Do you know what kind of animal this is? “Many people suffer from amnesia of nature”

The dodo. mammoths; dinosaur. All kinds of animals that once existed are now extinct, but they remain forever in our collective memory. But what about the thin-billed curlew? A primitive bull?

“They lived in Holland and are now extinct, but nobody knows that,” says Mark Argello. In recent years, he’s done research on what he calls normal amnesia mutant baseline syndrome In English. “We suffer from amnesia when it comes to developments in nature,” he explains. “How things are with nature, and which species have become extinct: we often have no idea, especially when it comes to animals that became extinct a few generations ago.”

dead and stuffed

The beaked curlew was last seen in the Netherlands in 1947. “This is a very beautiful bird, with a stretch

With a long, downward curved beak

And our grandfathers and grandmothers may have seen this animal in the wild,” says Argello. But only the generations that came after can see the animal at the Museon-Omniversum in The Hague. They are also extinct all over the world.

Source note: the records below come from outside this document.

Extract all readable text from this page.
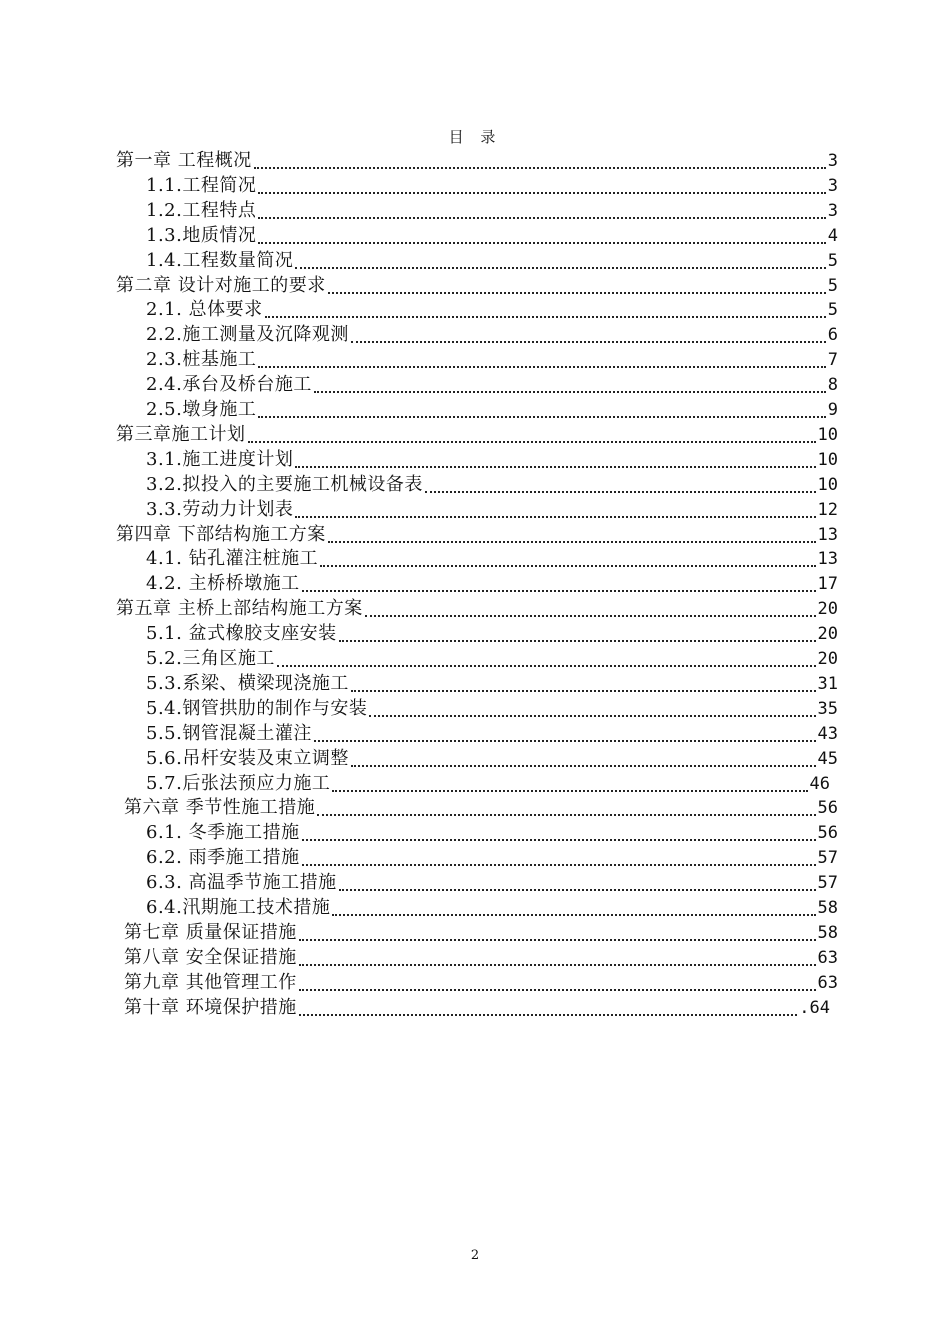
目 录
第一章 工程概况	3
1.1.工程简况	3
1.2.工程特点	3
1.3.地质情况	4
1.4.工程数量简况	5
第二章 设计对施工的要求	5
2.1. 总体要求	5
2.2.施工测量及沉降观测	6
2.3.桩基施工	7
2.4.承台及桥台施工	8
2.5.墩身施工	9
第三章施工计划	10
3.1.施工进度计划	10
3.2.拟投入的主要施工机械设备表	10
3.3.劳动力计划表	12
第四章 下部结构施工方案	13
4.1. 钻孔灌注桩施工	13
4.2. 主桥桥墩施工	17
第五章 主桥上部结构施工方案	20
5.1. 盆式橡胶支座安装	20
5.2.三角区施工	20
5.3.系梁、横梁现浇施工	31
5.4.钢管拱肋的制作与安装	35
5.5.钢管混凝土灌注	43
5.6.吊杆安装及束立调整	45
5.7.后张法预应力施工	46
第六章 季节性施工措施	56
6.1. 冬季施工措施	56
6.2. 雨季施工措施	57
6.3. 高温季节施工措施	57
6.4.汛期施工技术措施	58
第七章 质量保证措施	58
第八章 安全保证措施	63
第九章 其他管理工作	63
第十章 环境保护措施	.64
2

The same fate has a bull: he last died in 1627, she was the mother of all livestock breeds around the world. “The genetic material of these animals is gone, damn it, and it will never be brought back, which is sad.”

Argeloo believes it is important for people to face this and understand what is happening. This is why the book was written Nature amnesia, how can we forget what nature looked likeHe will defend his thesis tomorrow at Utrecht University. “Dinosaurs, dodos, mammoths all died at the hands of non-humans. But the species that died out in centuries past: it’s our fault. Nobody else.”

Just forget it, because it goes very slowly, and because according to Argeloo, tradition rarely happens, if at all. “In schools, in biology lessons, in the media and in cultural museums, little attention is paid to the species of animals that are now disappearing and which have already disappeared. Woolly mammoths are still in the history books, but the species that became extinct, not anymore.”

“You can also reply with a shrug: Oh, thin-billed curlew, well, we still have a lot of animals, but if the curlew can go extinct, so can the lion.”

Just like in Delfzijl

The number of lions around the world at present is as large, or small, as the population of Delfzijl. Just over 24,000 people live there. Argeloo tries to shake people awake with these kinds of numbers and facts in his book and in his research. “There were lions in Greece and Turkey.”

It ignores words like “bad,” “dramatic,” or “terrible”: it’s up to people to decide for themselves. “The facts can help with that better. For example, my brother-in-law did not want to face that nature and the animals that live in it are having a hard time. But now that he has read my book, he sees it.”

Due to climate change, the Lapland reindeer are also endangered, as evidenced by the video below:

Argeloo believes that our awareness of natural history needs improvement. “We celebrate the memory of the martyrs on May 4, and our liberation on May 5. I myself am from Alkmaar: we always celebrate there on October 8 because so many years ago the Spaniards left in 1573. Events, sad or festive, those that have to do with people, we think about it, But if animal species become extinct, we don’t. I find that incomprehensible.”

optimistic

However, Argeloo is not a sad man. And not an angry man either. He is optimistic. “If people see what’s going on, and that nature needs more attention, you could still be fine.” The arch can not turn back, and the thin-beaked pigtail cannot be wrapped. But, says Argello, “there is still a lot to recover from for animals that are now going through tough times.”

He says nature is resilient. This, in turn, is a reason for many people to say: “Then nature will save itself.” But the number of endangered species is increasing. Naturalis alone contains a collection of more than sixty extinct species. . “

So, yes, nature is resilient, but: “It needs rest, space, and time to recover. It’s up to us, humans, to remember that, and act accordingly.”